Y fue el único grumete hundido de toda la serie, pero tenía 7 personas a bordo en aquel momento, una fatalidad.

Pero nosotros embocamos la 15 de Olivos al pelete, la verde de la Norma Mabel pestañando por la aleta y adentro mi alma al canal. Las boyas bamboleando en la marejada espesa hasta que la farola, la farola nuestra, la más querida de las farolas, nos iluminó un espejo de aguas serenas con el Náutico lleno de luces al fondo, mientras las olas enloquecidas pegaban tarasconazos y brincos contra la escollera, como perros frenéticos detrás de un alambrado. Habíamos llegado, Alberto nos trajo dos Otards y nos sentimos como si hubiéramos volteado el cabo de Hornos.

Por esto es que digo que en cada ojeada a mis viejas cartas, una anécdota o un recuerdo cobra de nuevo relieve y cuando se me ponen tensos, me vuelvo blandito como tiento de lazo engrasado, como cuando miramos una foto vieja de una mina mimosienta que nos arrancó cachos de alma y suspiros de fuelle, que nos besuqueó con su trucha melosa como la de Marilyn, y que se nos perdió en los bailongos de la vida, como cuando perdemos una regata por habernos tirado un borde palamierda.

He estado divagando, como es mi costumbre, cuando cacho la maquinita y me hago el Rubinstein con ella, me voy palos choclos sin remedio en vez de quedarme en la veredita del chamuyo juicioso, o es que ya mi condición de vejete me hace escorar tanto que hasta me entra agua en la bañera, pero qué le voy a hacer, cuando ligo la ganga de echarme un párrafo con los gomias, el parlamento se me sube como leche al fuego, tan luego que 1o hace en alas de tantos recuerdos, que como boyas florecidas jalonaron mis años de navegación entre uds, los muchachos del clucito inolvidable.

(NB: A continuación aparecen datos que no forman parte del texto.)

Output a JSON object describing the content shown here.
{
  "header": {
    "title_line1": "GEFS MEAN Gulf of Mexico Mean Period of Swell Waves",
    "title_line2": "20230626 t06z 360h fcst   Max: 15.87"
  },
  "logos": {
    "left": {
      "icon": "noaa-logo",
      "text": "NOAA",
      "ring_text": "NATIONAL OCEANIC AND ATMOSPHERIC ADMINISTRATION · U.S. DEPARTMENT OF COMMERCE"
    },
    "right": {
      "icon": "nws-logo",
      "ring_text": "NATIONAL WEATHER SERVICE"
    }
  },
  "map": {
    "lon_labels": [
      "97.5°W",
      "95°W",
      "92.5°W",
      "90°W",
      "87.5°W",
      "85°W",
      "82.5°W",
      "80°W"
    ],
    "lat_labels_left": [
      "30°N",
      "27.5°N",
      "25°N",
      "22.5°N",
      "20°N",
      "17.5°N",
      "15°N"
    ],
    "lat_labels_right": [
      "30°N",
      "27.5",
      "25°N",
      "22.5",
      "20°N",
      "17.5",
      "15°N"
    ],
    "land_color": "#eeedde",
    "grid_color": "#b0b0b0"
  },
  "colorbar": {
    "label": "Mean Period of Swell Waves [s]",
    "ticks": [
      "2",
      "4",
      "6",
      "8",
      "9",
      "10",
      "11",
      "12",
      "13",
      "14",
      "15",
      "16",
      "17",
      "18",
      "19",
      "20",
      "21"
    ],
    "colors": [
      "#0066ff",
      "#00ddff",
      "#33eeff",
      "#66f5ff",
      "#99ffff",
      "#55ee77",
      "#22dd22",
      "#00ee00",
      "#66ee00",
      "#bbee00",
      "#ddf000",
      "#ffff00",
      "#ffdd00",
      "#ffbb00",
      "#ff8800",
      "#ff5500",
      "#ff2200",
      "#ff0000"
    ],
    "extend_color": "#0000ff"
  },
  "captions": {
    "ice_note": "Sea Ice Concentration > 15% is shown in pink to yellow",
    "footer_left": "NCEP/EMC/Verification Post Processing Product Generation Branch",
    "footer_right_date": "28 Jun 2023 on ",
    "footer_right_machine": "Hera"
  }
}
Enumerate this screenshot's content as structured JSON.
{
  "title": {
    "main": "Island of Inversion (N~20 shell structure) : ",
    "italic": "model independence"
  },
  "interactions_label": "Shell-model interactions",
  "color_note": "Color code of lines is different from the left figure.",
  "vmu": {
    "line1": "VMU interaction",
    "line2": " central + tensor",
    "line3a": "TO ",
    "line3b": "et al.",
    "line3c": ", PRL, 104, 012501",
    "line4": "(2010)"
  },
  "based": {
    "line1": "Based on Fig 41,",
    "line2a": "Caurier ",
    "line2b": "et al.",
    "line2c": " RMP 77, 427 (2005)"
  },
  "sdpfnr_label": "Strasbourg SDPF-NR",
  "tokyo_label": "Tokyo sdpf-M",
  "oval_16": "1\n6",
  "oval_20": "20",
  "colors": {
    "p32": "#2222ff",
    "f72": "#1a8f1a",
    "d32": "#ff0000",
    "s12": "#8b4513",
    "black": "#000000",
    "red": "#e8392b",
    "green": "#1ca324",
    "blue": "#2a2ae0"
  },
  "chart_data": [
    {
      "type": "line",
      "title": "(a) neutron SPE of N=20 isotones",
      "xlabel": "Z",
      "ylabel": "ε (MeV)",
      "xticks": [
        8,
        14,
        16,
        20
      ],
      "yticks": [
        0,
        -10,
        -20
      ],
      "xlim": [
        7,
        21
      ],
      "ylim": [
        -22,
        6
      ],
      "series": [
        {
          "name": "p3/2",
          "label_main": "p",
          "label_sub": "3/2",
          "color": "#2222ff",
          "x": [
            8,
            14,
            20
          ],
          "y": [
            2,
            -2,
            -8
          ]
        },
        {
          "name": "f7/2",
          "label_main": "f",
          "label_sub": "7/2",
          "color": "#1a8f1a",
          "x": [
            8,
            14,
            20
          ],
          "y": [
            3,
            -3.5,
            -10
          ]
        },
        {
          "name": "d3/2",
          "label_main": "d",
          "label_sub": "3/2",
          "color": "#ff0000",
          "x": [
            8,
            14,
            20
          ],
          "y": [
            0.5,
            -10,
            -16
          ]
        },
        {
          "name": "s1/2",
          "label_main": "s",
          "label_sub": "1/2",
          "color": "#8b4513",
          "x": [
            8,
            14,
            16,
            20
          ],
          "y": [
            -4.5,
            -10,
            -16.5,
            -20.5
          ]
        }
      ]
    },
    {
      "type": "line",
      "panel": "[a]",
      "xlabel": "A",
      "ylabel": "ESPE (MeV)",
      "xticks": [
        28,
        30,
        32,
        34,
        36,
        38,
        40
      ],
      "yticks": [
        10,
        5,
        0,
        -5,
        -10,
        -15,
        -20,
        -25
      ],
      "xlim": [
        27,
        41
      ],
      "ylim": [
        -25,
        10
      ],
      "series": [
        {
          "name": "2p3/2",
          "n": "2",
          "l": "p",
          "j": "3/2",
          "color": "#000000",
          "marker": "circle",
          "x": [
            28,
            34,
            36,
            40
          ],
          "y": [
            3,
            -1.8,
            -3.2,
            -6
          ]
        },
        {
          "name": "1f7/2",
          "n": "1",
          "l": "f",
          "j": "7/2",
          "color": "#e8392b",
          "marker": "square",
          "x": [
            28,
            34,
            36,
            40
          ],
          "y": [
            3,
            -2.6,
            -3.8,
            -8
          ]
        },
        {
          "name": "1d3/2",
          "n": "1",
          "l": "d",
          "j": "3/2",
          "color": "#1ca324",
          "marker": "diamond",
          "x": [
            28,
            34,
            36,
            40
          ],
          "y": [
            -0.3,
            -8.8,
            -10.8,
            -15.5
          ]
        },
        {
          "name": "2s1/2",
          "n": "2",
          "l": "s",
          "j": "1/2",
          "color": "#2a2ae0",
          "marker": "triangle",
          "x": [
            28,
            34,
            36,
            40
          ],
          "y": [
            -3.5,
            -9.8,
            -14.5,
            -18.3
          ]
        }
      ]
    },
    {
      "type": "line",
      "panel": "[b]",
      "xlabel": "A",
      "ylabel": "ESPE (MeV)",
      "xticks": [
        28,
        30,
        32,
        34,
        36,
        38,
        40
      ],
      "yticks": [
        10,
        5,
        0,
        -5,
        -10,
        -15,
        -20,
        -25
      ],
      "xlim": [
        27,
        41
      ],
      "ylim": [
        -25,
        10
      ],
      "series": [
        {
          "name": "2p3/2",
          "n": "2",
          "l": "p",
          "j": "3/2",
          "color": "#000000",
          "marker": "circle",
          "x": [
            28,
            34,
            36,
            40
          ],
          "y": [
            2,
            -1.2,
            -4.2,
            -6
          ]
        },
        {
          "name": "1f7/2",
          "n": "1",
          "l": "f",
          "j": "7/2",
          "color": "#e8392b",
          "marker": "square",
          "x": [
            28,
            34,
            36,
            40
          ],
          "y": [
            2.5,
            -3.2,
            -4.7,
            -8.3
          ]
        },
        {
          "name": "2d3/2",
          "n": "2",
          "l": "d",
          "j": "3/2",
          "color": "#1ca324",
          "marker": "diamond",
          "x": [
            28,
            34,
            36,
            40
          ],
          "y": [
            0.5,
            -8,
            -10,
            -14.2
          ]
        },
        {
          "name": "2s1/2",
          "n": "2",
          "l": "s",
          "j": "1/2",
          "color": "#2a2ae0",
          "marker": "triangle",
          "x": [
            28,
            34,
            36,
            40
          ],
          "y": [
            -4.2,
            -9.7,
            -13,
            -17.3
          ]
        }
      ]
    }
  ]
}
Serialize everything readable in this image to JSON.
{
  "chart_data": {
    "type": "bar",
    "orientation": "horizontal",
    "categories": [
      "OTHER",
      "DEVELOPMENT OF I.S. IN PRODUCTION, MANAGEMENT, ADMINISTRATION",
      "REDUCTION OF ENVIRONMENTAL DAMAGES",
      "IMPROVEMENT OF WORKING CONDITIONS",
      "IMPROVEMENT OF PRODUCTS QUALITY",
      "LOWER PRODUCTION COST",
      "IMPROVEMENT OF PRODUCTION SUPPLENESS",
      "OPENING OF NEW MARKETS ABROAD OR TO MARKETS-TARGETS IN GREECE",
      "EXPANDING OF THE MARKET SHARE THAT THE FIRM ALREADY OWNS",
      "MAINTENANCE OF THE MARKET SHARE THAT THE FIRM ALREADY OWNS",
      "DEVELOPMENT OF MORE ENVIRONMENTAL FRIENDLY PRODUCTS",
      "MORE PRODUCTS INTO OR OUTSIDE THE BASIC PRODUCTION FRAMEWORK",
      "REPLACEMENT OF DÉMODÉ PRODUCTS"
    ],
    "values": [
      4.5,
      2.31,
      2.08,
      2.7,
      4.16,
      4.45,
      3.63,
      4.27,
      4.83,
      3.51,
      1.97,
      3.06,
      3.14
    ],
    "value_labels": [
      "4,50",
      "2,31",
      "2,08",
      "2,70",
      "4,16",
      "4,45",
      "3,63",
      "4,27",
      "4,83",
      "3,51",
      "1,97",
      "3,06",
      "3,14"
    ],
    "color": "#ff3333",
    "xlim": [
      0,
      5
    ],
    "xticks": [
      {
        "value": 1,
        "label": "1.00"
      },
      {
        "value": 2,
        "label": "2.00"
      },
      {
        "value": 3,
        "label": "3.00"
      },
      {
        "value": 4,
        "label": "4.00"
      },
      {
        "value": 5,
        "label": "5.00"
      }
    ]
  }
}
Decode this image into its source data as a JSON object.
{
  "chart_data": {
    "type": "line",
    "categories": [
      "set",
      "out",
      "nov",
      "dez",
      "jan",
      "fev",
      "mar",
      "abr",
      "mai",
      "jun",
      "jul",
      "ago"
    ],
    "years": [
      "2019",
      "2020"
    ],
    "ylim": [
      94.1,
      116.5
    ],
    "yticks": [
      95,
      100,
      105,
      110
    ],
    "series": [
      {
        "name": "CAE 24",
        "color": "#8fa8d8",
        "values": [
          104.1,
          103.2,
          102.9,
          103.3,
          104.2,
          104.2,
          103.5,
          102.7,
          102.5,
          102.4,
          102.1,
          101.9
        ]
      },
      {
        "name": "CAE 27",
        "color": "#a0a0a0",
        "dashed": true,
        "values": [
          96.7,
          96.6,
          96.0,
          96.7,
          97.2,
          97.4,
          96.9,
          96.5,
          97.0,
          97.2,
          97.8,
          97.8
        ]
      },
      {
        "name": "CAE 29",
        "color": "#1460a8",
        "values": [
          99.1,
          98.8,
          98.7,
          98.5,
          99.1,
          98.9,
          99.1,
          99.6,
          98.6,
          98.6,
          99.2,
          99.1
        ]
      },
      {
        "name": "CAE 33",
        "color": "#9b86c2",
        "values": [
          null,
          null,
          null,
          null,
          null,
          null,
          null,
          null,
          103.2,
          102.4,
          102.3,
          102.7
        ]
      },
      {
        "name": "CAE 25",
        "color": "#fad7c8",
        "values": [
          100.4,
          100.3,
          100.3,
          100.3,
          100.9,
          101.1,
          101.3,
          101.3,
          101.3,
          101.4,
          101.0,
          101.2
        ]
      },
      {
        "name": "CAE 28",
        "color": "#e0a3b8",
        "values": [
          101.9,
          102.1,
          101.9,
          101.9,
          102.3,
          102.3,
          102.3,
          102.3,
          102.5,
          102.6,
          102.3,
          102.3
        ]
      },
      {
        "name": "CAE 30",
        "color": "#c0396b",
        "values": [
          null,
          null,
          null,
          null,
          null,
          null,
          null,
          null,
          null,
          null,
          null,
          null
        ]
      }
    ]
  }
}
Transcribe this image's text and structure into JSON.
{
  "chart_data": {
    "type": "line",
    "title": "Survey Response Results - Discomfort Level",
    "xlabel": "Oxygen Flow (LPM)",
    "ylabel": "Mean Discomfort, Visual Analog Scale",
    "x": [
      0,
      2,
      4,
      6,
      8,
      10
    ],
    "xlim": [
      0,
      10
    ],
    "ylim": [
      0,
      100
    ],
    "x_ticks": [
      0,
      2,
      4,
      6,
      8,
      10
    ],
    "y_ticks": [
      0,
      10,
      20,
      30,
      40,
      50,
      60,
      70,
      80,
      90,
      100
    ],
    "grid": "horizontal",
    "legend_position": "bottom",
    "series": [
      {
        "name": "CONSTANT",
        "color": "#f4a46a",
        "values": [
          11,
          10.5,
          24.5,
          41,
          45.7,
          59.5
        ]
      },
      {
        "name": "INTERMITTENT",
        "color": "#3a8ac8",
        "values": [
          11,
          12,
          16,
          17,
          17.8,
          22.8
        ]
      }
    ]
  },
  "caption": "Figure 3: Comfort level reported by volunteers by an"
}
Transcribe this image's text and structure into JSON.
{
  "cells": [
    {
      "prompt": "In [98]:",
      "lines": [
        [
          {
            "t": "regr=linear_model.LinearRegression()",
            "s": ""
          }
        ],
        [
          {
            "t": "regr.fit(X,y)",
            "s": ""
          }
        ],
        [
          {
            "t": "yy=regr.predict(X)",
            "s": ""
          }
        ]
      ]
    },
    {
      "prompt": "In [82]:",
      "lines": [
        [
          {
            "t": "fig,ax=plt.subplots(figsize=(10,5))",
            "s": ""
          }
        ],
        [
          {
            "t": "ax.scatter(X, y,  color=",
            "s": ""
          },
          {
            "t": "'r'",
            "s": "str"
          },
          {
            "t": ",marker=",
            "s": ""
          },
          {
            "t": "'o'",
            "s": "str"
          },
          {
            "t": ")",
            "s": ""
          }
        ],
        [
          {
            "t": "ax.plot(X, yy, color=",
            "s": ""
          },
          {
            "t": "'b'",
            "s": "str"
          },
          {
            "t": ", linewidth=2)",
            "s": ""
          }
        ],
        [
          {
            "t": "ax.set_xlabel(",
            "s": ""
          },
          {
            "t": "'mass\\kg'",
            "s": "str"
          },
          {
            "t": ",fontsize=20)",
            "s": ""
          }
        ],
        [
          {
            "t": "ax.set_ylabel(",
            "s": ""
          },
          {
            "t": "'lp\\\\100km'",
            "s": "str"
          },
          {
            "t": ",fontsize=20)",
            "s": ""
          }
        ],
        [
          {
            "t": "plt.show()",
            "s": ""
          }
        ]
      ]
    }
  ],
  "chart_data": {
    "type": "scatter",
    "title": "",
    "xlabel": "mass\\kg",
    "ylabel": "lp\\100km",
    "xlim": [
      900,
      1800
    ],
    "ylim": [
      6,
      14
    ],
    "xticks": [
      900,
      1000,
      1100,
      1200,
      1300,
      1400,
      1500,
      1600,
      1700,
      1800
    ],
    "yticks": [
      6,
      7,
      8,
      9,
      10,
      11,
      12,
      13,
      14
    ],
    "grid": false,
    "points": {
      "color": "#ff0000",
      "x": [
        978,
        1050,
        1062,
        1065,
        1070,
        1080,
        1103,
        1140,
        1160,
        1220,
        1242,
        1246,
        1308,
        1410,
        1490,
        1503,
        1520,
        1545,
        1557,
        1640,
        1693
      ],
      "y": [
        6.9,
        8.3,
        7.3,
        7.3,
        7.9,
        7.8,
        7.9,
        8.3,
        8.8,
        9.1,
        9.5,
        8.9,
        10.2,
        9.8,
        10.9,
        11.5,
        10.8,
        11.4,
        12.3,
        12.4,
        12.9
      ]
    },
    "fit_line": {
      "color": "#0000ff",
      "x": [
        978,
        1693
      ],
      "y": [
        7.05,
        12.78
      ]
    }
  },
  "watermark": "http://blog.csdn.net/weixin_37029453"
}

Y si bien en mi patria ahora puedo vivir sin sobresaltos ni preocupaciones, por la estabilidad que tenemos, la lejanía riverplatense, cuando me cacha la nostalgia, me vienen unos sacudones al alma como a los colifatos, y aprovecho la ocasión cuando encuentro alguna oreja bien dispuesta, haciéndolos resucitar como los cuentos que les cuentan los abuelos a los nietos diciendo... Habia una vez...

Y pa tus 60 juveniles agostos, un abrazo fuerte, y cuando la barra te cante el jappi berdei tuyuu, pará la oreja, que más que seguro vas a poder oírme en el coro.